Юноша, спохватившись, поспешно встал со своего места:
– Да есть. – Он бросил взгляд на Ахаяна и выразительно, с легкой усмешкой, протянул: – У меня много вопросов. Например... как наружку лучше расколоть. На коротком прямом маршруте. Скажем, от Маяковки до ГУМа.
– Ну, я думаю, мы не последний раз видимся. Поговорим еще, даст бог. И об этом, и... кое о чем другом, – Иван Прокофьевич, слегка хлопнув Олега по плечу, медленно, вслед за хозяином кабинета, направился на выход.
– А когда? – тут же выпалил Олег, подстраиваясь под его шаг.

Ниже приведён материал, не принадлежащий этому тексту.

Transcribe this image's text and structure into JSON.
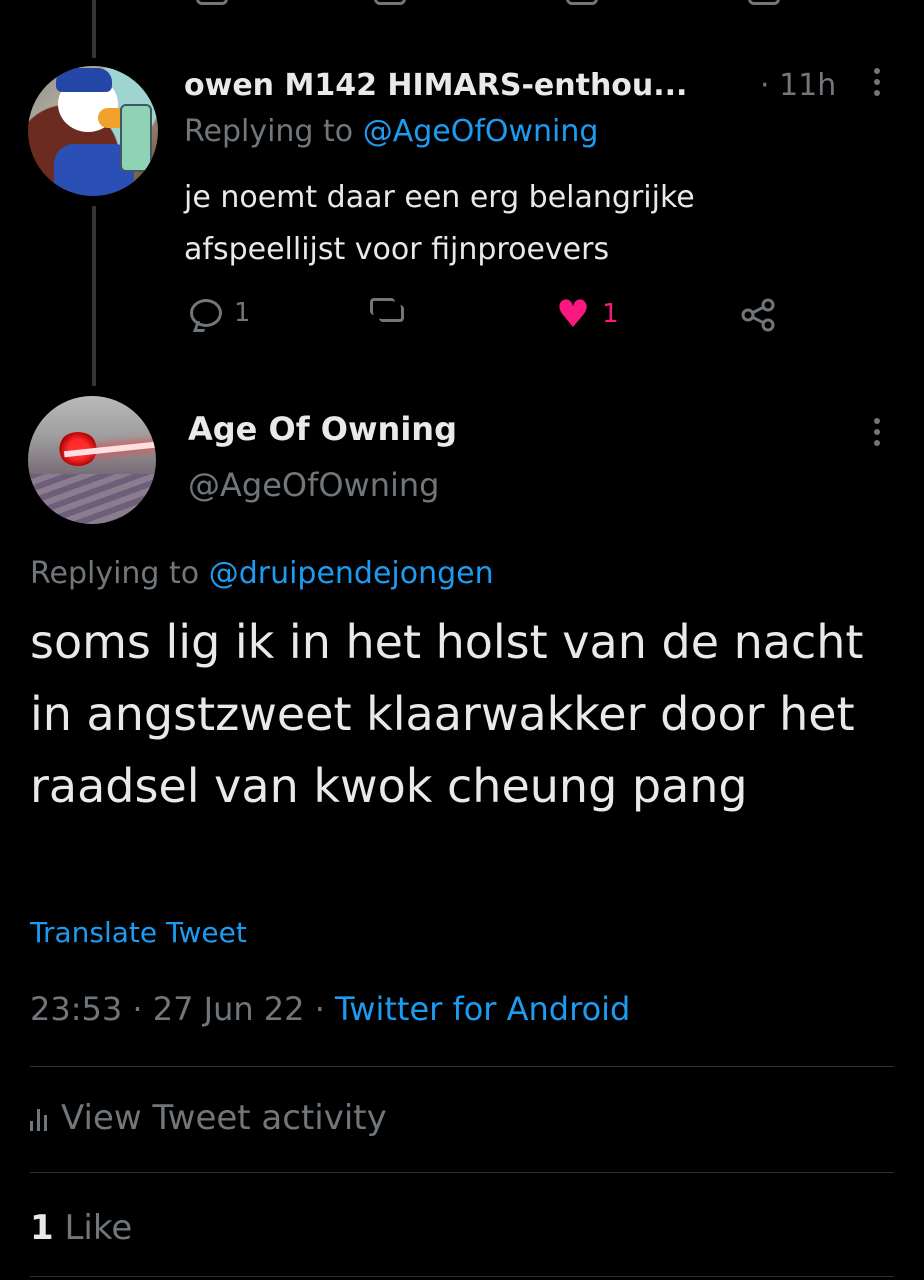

– Ну... будет время свободное, приезжай на дачку. У Зои, дочки, адресок возьмешь и... милости просим. Самоварчик поставим, поговорим. Я к старости что-то болтлив стал не в меру. Это уже моя... ахиллесова пята.
* * *
Эти слова были последними, что услышал за то насыщенное событиями утро вторника, двадцать четвертого ноября две тысячи третьего года, висящий на стене просторного кабинета и погруженный в глубокое раздумье доктор Гаше, который за последние три с небольшим часа, наверное, немножко расширил свое знание об изгибах человеческой души, что, конечно, вряд ли могло способствовать исчезновению с его лица выражения вселенской философской скорби.